10 July 2013

A Brunch Book Review: Joyland by Stephen King


A Brunch Book Review:
Joyland
By Stephen King
Hard Case Crime

Joyland is not Stephen King’s first novel with Hard Case Crime (which I am sure is an imprint of some larger publishing house, but which I cannot be bothered to look up) but it should probably be his last. The problem isn’t that it’s a bad novel. It isn’t, in fact, its great, but more about that in a minute. The problem is that it does not fit with the mission of Hard Case Crime. Oh there is a grisly murder at the heart of the book, and there is mystery, and there are thrills. But there isn’t anything hard-boiled, or noir-ish about any of it. Nothing at all that justifies the nice pulpy art work on the cover. Joyland is really vintage King, at his insightful, sympathetic slightly melancholy best.  This is the only problem I have with the book really. Hard Case Crime isn’t about subtle work like King’s. When I see Hard Case Crime on a book cover, I know, or should know, a little bit about what it is I am in for. What I am in for should be an exploration of a slightly pulpy literary tradition, the hard-boiled crime story. I don’t expect Doc Savage, or The Shadow necessarily, but I at least want to see hard and desperate, but also clever and ruthless, and I will take witty too people trying to make it through a bad situation or two. A little more Dashiell Hammett, and Raymond Chandler if you please. Hard Case Crime offers a genre, and generally well done, and when I buy an HCC, that is the ride I want. Stephen King, in this respect anyway, has let me down twice now in this way. His other outing, The Colorado Kid, was also good, but again doesn’t fit well with the line.

All those complaints are largely unimportant if you are not a fan of Hard Case Crime and its mission. Joyland is first and foremost a book, and a very good book at that. It tells the story of Devin Jones and his occasionally magical occasionally scary year of 1973.  Devin, now an old man in 2013 tells us the tale himself. He is a pleasant enough narrarator. That summer he was between years at college, and working class kid that he was needed to work for the summer. The job search led him to a small South Carolina amusement park, Joyland. Not a big place, not even Six Flaggs or King’s Island, and certainly nothing so large as a Disney. Joyland isn’t even big enough to be called a theme park. Its rides are a disorganized mash. One step of from a traveling carnival really.
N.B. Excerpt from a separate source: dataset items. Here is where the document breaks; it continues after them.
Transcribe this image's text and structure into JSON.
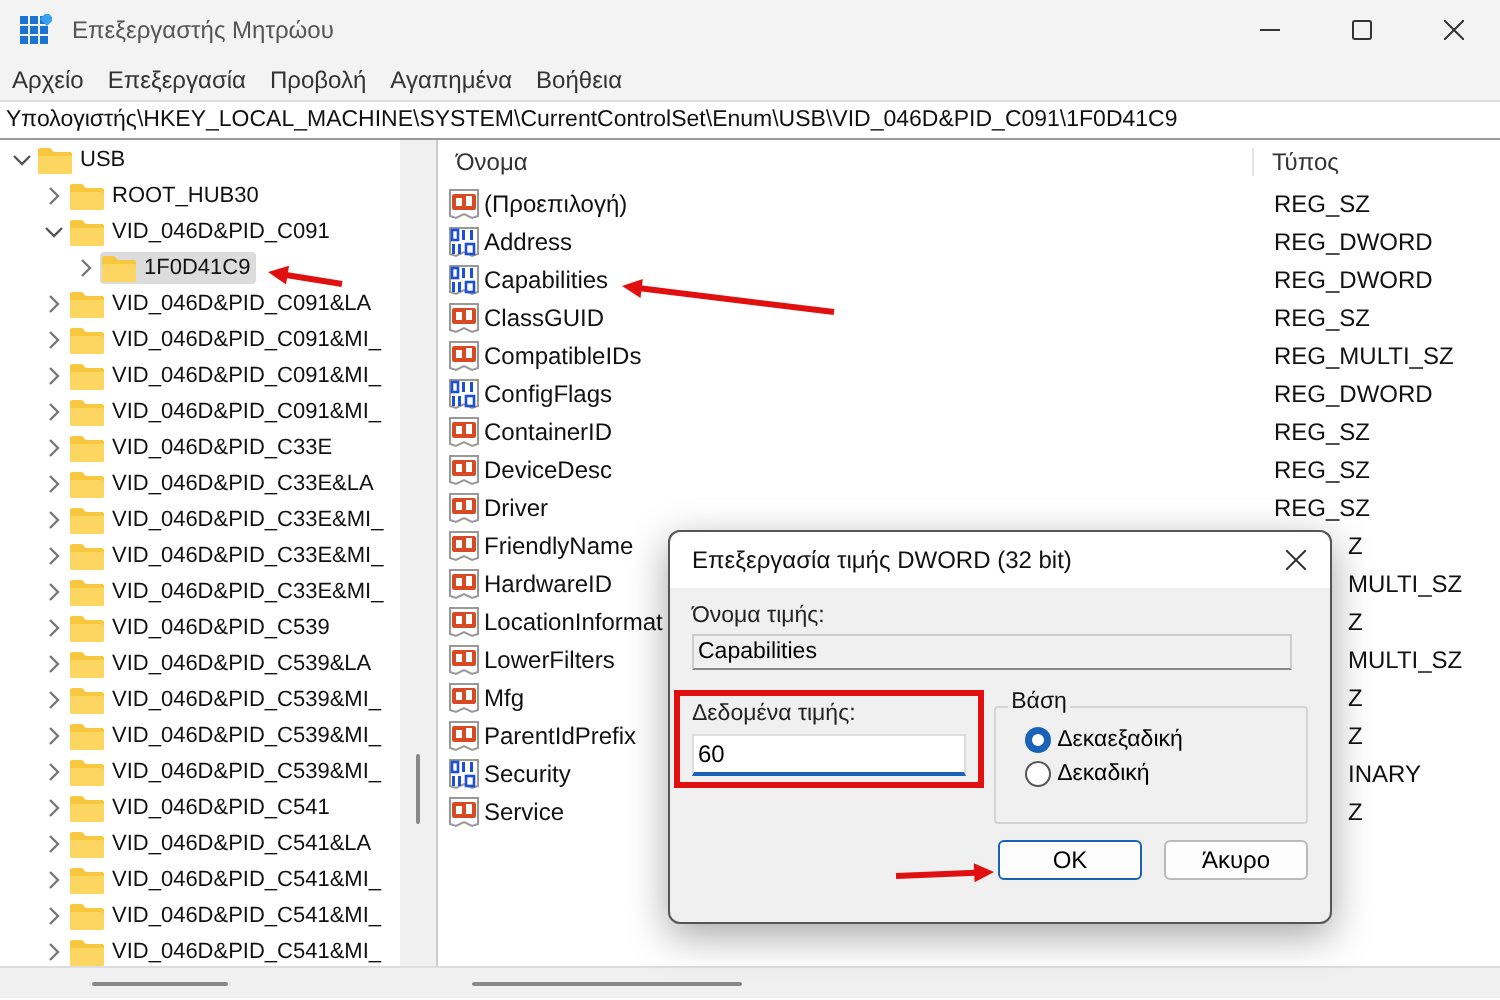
{
  "window": {
    "title": "Επεξεργαστής Μητρώου"
  },
  "menu": [
    {
      "label": "Αρχείο"
    },
    {
      "label": "Επεξεργασία"
    },
    {
      "label": "Προβολή"
    },
    {
      "label": "Αγαπημένα"
    },
    {
      "label": "Βοήθεια"
    }
  ],
  "address": "Υπολογιστής\\HKEY_LOCAL_MACHINE\\SYSTEM\\CurrentControlSet\\Enum\\USB\\VID_046D&PID_C091\\1F0D41C9",
  "tree": [
    {
      "label": "USB",
      "expanded": true,
      "selected": false,
      "children": [
        {
          "label": "ROOT_HUB30",
          "expanded": false,
          "selected": false
        },
        {
          "label": "VID_046D&PID_C091",
          "expanded": true,
          "selected": false,
          "children": [
            {
              "label": "1F0D41C9",
              "expanded": false,
              "selected": true
            }
          ]
        },
        {
          "label": "VID_046D&PID_C091&LA",
          "expanded": false,
          "selected": false
        },
        {
          "label": "VID_046D&PID_C091&MI_",
          "expanded": false,
          "selected": false
        },
        {
          "label": "VID_046D&PID_C091&MI_",
          "expanded": false,
          "selected": false
        },
        {
          "label": "VID_046D&PID_C091&MI_",
          "expanded": false,
          "selected": false
        },
        {
          "label": "VID_046D&PID_C33E",
          "expanded": false,
          "selected": false
        },
        {
          "label": "VID_046D&PID_C33E&LA",
          "expanded": false,
          "selected": false
        },
        {
          "label": "VID_046D&PID_C33E&MI_",
          "expanded": false,
          "selected": false
        },
        {
          "label": "VID_046D&PID_C33E&MI_",
          "expanded": false,
          "selected": false
        },
        {
          "label": "VID_046D&PID_C33E&MI_",
          "expanded": false,
          "selected": false
        },
        {
          "label": "VID_046D&PID_C539",
          "expanded": false,
          "selected": false
        },
        {
          "label": "VID_046D&PID_C539&LA",
          "expanded": false,
          "selected": false
        },
        {
          "label": "VID_046D&PID_C539&MI_",
          "expanded": false,
          "selected": false
        },
        {
          "label": "VID_046D&PID_C539&MI_",
          "expanded": false,
          "selected": false
        },
        {
          "label": "VID_046D&PID_C539&MI_",
          "expanded": false,
          "selected": false
        },
        {
          "label": "VID_046D&PID_C541",
          "expanded": false,
          "selected": false
        },
        {
          "label": "VID_046D&PID_C541&LA",
          "expanded": false,
          "selected": false
        },
        {
          "label": "VID_046D&PID_C541&MI_",
          "expanded": false,
          "selected": false
        },
        {
          "label": "VID_046D&PID_C541&MI_",
          "expanded": false,
          "selected": false
        },
        {
          "label": "VID_046D&PID_C541&MI_",
          "expanded": false,
          "selected": false
        }
      ]
    }
  ],
  "list": {
    "columns": [
      "Όνομα",
      "Τύπος"
    ],
    "rows": [
      {
        "name": "(Προεπιλογή)",
        "kind": "string",
        "type": "REG_SZ",
        "clipped": false
      },
      {
        "name": "Address",
        "kind": "binary",
        "type": "REG_DWORD",
        "clipped": false
      },
      {
        "name": "Capabilities",
        "kind": "binary",
        "type": "REG_DWORD",
        "clipped": false
      },
      {
        "name": "ClassGUID",
        "kind": "string",
        "type": "REG_SZ",
        "clipped": false
      },
      {
        "name": "CompatibleIDs",
        "kind": "string",
        "type": "REG_MULTI_SZ",
        "clipped": false
      },
      {
        "name": "ConfigFlags",
        "kind": "binary",
        "type": "REG_DWORD",
        "clipped": false
      },
      {
        "name": "ContainerID",
        "kind": "string",
        "type": "REG_SZ",
        "clipped": false
      },
      {
        "name": "DeviceDesc",
        "kind": "string",
        "type": "REG_SZ",
        "clipped": false
      },
      {
        "name": "Driver",
        "kind": "string",
        "type": "REG_SZ",
        "clipped": false
      },
      {
        "name": "FriendlyName",
        "kind": "string",
        "type": "Z",
        "clipped": true
      },
      {
        "name": "HardwareID",
        "kind": "string",
        "type": "MULTI_SZ",
        "clipped": true
      },
      {
        "name": "LocationInformat",
        "kind": "string",
        "type": "Z",
        "clipped": true
      },
      {
        "name": "LowerFilters",
        "kind": "string",
        "type": "MULTI_SZ",
        "clipped": true
      },
      {
        "name": "Mfg",
        "kind": "string",
        "type": "Z",
        "clipped": true
      },
      {
        "name": "ParentIdPrefix",
        "kind": "string",
        "type": "Z",
        "clipped": true
      },
      {
        "name": "Security",
        "kind": "binary",
        "type": "INARY",
        "clipped": true
      },
      {
        "name": "Service",
        "kind": "string",
        "type": "Z",
        "clipped": true
      }
    ]
  },
  "dialog": {
    "title": "Επεξεργασία τιμής DWORD (32 bit)",
    "name_label": "Όνομα τιμής:",
    "name_value": "Capabilities",
    "data_label": "Δεδομένα τιμής:",
    "data_value": "60",
    "base_label": "Βάση",
    "bases": [
      {
        "label": "Δεκαεξαδική",
        "selected": true
      },
      {
        "label": "Δεκαδική",
        "selected": false
      }
    ],
    "buttons": [
      {
        "label": "OK",
        "default": true
      },
      {
        "label": "Άκυρο",
        "default": false
      }
    ]
  }
}
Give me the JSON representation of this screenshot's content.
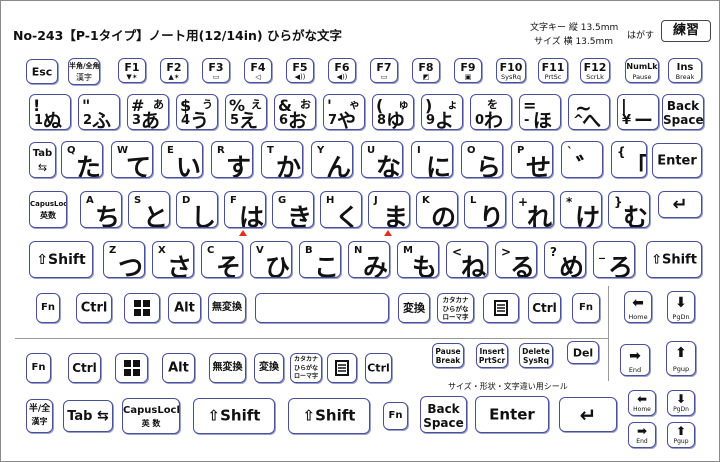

Indeed the whole place has carny roots, is run by carnies, is in fact owned by a long time, and now ancient, carny.

Joyland, of course, has secrets. The place may be haunted. There was a grizzly murder, you see, four years earlier. A young woman met a sticky end in the park’s resident horror themed ride. I won’t be spoiling anything if I tell you that Devin and several of his friends end up in one fashion or another getting wrapped up in this murder mystery/possible haunting. But I would probably be spoiling things to say much more. And so, I won’t.

What I can talk about is the craft of the book. Stephen King has been writing a long time, and he is in no real hurry. There are exquisitely touching vignettes in Joyland that a less established writer, and may be a lesser writer might have excised for fear of losing tension and sacrificing pace. Not King. He understands his story and its needs. And that is a good thing. Because while this is not the fastest paced murder mystery/ghost story I’ve ever read, it may be the most the most insightful and touching.  The book is also, everywhere, textured with the life and language of the carny, of lives spent selling, sometimes at cost, and sometimes with a considerable mark-up, fun.

I’m all down for a scare and a dramatic climax but King tends to offer the reader a little bit more than this. His books have often been described as Norman Rockwell but with monsters, celebrations of an almost mythic America. I used to think this was fair. Now I think this both unfair and untrue. King is the more honest artist even though is his work is the more fantastical. The reason for this is because he writes the people, and the lives people live a bit more honestly than Rockwell, with his brushes ever did.

King invests Devin, an old man looking back with a refreshing honesty. There is no bluster, and some considerable doubt about the very things he is trying to tell us, the readers.

“When we talk about the past, we’re always writing fiction.”